Dutch broadcaster NOS will cut its live cycling coverage by around 40% from 2026, reducing its calendar from roughly 75 to 45 race days as part of wide‑ranging savings enforced on Dutch public broadcaster NPO. The move sharply limits free‑to‑air access for Dutch cycling fans and opens the door to pay‑TV exclusivity for several key races.
Figures reported by WielerFlits and confirmed by NOS cycling coordinator Stef Clement outline the new schedule, which will no longer include live coverage of the Vuelta a España, Paris–Nice, La Flèche Wallonne or the Critérium du Dauphiné. What remains is expected to focus on a small core of Spring classics, the Tour de France and the World Championships.
The cuts follow an NPO (Dutch public broadcaster Nederlandse Publieke Omroep) programming reduction of more than €20 million for 2026, a first step towards a structural annual budget cut of around €156 million from 2027. Cycling has been one of the first major sports properties to feel the impact.
Clement has been frank about the pressure on NOS Sport as it tries to stretch a smaller budget across more disciplines. “Our position is of course rather difficult,” he told WielerFlits earlier in the summer, explaining that football, speed skating and cycling have traditionally been the broadcaster’s “mainstays”, yet the public‑service remit also demands a more diverse sports offer. “It’s a reallocation of reduced budget to other areas. That results in this diminished cycling offering.”
From public service to pay TV?
The decision effectively hands greater leverage to pay‑TV and streaming platforms in the Dutch market.

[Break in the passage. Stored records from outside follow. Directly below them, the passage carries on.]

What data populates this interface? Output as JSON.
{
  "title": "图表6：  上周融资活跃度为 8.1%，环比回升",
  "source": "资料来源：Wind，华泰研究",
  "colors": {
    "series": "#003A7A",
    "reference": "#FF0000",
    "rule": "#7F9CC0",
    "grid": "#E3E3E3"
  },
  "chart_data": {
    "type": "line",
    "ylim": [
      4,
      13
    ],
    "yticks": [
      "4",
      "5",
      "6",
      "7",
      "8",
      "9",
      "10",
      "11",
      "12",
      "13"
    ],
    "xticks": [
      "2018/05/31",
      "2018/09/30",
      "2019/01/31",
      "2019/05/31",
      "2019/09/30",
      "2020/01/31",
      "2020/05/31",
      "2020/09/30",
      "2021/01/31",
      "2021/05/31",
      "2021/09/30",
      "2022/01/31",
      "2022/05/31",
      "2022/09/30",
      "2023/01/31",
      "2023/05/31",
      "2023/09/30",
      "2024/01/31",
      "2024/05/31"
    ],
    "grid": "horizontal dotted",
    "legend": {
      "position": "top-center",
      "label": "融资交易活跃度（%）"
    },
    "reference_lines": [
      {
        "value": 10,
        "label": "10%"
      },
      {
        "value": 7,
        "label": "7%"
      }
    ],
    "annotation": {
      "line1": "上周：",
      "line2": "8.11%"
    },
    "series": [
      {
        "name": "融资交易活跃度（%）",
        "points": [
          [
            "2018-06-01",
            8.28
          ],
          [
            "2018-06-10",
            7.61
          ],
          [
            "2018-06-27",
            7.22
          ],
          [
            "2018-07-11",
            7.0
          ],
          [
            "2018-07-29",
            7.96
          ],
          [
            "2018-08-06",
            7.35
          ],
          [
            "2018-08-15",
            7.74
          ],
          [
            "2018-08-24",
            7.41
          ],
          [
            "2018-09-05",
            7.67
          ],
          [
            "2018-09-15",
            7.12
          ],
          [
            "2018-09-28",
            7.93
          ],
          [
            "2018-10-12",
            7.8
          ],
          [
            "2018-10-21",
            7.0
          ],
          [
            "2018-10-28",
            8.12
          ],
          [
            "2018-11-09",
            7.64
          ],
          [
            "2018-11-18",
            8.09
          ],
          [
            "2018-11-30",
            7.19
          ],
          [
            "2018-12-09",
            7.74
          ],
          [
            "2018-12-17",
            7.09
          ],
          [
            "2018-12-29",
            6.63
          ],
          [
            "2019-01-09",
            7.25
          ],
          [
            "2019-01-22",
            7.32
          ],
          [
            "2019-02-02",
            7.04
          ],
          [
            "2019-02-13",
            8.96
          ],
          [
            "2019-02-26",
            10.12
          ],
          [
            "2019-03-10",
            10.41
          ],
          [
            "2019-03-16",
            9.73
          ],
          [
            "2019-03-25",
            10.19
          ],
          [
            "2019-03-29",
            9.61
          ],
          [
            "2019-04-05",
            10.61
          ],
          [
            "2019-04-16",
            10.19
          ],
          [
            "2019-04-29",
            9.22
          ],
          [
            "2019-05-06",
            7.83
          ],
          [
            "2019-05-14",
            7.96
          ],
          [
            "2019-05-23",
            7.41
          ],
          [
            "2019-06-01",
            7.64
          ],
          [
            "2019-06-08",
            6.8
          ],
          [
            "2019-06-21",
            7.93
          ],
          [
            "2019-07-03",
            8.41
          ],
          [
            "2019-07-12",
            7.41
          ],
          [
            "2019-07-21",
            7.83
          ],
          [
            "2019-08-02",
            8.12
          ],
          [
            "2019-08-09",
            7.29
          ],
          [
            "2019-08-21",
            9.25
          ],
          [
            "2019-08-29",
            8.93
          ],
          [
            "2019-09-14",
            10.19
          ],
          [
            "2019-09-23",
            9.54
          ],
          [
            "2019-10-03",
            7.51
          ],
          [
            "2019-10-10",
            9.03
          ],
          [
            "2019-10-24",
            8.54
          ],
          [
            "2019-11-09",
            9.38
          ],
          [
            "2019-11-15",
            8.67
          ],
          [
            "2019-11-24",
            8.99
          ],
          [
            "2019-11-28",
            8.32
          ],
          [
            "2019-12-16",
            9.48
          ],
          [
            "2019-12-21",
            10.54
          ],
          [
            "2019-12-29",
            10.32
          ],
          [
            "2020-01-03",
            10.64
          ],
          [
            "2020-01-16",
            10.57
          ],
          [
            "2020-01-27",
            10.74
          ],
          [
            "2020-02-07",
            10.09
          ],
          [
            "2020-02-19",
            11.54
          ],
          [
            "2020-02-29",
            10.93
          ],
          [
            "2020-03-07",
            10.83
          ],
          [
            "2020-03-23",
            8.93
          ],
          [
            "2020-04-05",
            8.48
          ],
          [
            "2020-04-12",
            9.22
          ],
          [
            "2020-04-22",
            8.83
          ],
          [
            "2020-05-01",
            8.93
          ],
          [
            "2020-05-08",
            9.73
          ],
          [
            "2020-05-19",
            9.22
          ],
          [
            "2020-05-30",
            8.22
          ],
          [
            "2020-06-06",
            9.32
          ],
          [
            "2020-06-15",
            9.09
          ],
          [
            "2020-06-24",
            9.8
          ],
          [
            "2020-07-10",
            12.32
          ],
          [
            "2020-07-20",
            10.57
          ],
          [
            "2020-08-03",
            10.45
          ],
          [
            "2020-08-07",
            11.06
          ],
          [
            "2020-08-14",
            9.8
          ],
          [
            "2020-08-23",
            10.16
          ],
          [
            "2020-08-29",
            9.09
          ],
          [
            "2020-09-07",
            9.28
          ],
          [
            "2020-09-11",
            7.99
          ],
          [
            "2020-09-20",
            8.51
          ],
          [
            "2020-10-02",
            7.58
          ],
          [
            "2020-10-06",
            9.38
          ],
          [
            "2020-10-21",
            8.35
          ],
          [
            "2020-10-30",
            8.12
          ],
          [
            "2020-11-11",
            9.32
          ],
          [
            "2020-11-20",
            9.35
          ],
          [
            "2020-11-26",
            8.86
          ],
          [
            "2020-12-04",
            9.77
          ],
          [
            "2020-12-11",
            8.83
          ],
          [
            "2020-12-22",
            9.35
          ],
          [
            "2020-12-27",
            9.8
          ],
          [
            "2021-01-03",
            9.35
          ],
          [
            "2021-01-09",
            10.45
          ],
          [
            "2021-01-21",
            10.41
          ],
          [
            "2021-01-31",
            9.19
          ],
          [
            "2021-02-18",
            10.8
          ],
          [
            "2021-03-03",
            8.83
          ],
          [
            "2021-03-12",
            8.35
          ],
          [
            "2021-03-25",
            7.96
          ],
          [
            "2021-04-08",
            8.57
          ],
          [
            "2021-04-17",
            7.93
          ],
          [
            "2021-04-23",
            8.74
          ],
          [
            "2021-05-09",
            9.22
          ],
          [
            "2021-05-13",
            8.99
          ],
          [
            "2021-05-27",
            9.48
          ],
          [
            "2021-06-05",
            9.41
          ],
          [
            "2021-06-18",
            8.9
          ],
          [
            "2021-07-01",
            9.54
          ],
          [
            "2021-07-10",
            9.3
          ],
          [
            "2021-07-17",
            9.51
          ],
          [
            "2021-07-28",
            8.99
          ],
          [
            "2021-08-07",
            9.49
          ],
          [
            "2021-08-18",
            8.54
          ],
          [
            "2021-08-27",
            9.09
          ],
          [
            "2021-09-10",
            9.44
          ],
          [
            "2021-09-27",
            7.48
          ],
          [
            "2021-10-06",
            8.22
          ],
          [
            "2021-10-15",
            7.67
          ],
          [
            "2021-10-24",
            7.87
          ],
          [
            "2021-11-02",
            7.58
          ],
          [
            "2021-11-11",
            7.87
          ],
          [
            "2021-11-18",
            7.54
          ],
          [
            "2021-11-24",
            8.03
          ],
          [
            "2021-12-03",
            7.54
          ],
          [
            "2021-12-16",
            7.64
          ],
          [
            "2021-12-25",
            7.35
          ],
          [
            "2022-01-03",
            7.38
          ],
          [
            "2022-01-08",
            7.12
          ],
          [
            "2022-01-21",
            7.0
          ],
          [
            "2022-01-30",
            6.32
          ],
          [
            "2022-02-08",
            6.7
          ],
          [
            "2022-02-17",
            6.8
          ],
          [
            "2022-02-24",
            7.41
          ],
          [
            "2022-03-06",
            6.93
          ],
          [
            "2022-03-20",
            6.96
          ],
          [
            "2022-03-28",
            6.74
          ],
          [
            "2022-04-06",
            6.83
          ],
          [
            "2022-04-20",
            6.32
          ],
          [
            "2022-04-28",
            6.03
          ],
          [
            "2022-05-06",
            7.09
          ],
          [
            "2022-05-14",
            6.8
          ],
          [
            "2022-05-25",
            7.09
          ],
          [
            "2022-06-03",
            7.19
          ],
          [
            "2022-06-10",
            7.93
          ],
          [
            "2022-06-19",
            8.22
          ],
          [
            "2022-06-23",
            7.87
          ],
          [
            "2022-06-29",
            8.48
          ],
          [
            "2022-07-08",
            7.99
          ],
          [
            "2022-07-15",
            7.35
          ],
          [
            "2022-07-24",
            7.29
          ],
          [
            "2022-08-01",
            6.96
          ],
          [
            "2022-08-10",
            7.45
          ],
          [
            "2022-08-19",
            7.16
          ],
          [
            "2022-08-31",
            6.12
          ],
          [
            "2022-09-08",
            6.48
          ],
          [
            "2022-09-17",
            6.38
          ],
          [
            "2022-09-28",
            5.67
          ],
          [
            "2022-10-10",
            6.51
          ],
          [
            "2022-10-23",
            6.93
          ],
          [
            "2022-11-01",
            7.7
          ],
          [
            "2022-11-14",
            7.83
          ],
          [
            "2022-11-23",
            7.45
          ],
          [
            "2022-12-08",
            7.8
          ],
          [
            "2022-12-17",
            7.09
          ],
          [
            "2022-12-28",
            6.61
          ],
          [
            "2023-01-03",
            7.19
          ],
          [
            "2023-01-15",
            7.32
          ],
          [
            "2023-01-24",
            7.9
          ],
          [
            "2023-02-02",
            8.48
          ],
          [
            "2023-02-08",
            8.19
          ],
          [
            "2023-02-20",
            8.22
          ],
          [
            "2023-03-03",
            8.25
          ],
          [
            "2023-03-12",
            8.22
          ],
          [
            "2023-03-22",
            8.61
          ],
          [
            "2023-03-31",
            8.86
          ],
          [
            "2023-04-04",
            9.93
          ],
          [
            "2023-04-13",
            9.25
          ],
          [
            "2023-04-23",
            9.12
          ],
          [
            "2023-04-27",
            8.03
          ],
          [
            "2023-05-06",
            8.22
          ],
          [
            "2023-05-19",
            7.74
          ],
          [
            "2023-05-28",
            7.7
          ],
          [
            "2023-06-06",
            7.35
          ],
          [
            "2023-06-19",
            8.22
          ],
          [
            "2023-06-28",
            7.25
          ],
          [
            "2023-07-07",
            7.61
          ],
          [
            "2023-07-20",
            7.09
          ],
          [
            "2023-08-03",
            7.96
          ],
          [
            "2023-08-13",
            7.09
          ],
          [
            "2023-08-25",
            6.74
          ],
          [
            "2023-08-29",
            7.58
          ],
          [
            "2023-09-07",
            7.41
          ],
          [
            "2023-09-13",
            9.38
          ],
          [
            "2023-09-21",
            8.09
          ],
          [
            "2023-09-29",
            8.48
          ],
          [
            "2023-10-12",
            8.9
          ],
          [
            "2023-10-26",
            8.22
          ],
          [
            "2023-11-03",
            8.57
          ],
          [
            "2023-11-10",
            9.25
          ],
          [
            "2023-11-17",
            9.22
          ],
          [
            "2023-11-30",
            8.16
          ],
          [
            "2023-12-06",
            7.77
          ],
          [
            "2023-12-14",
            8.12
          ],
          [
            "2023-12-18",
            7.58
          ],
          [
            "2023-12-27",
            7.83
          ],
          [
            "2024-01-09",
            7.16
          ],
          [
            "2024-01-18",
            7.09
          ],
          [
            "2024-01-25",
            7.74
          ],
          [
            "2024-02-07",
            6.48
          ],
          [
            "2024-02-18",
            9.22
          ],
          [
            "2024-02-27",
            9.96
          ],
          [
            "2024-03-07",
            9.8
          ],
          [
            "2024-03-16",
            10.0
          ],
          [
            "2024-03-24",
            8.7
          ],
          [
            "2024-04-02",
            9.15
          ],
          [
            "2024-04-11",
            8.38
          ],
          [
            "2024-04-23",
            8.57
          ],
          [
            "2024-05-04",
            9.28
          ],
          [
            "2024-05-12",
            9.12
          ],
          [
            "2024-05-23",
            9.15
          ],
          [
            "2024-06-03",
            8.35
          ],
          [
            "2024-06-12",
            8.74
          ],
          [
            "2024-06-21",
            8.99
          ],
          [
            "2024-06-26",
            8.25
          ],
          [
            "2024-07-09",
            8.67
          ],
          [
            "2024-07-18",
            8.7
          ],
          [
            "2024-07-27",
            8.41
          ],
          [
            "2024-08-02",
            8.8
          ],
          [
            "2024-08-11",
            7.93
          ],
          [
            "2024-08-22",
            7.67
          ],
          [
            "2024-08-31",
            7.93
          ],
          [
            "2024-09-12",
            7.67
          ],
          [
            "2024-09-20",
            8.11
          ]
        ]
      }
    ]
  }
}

Many of the dropped races are organised by ASO and sit within a rights framework that already gives Eurosport and Warner Bros Discovery long‑term Dutch access. With NOS stepping back, those channels are now positioned to become the primary, and potentially exclusive, live outlet for the Vuelta and the affected WorldTour stage races.
For viewers, the change is significant. The Dutch Grand Départ of the 2022 Vuelta drew millions of NOS viewers across the first weekend, illustrating the reach that free‑to‑air coverage offers teams, sponsors and organisers. From 2026, that mass casual audience will be much harder to access on television, especially for fans unwilling or unable to pay for dedicated sports subscriptions.
Cycling is not alone in feeling the squeeze. NOS Sport editor‑in‑chief Xander van der Wulp has warned publicly that the same budgetary shock now threatens the broadcaster’s rights to Eredivisie (the Dutch Premier League) highlights and major speed skating events, with both contracts expiring in the 2025–26 window. “With cuts this severe and this fast, this is what’s at stake,” he said of the football package, adding that skating is “also at stake” as its deal comes up for renewal.
The 75‑to‑45 day cut is therefore both a direct blow to cycling fans and a signal of a broader reshaping of Dutch sports broadcasting.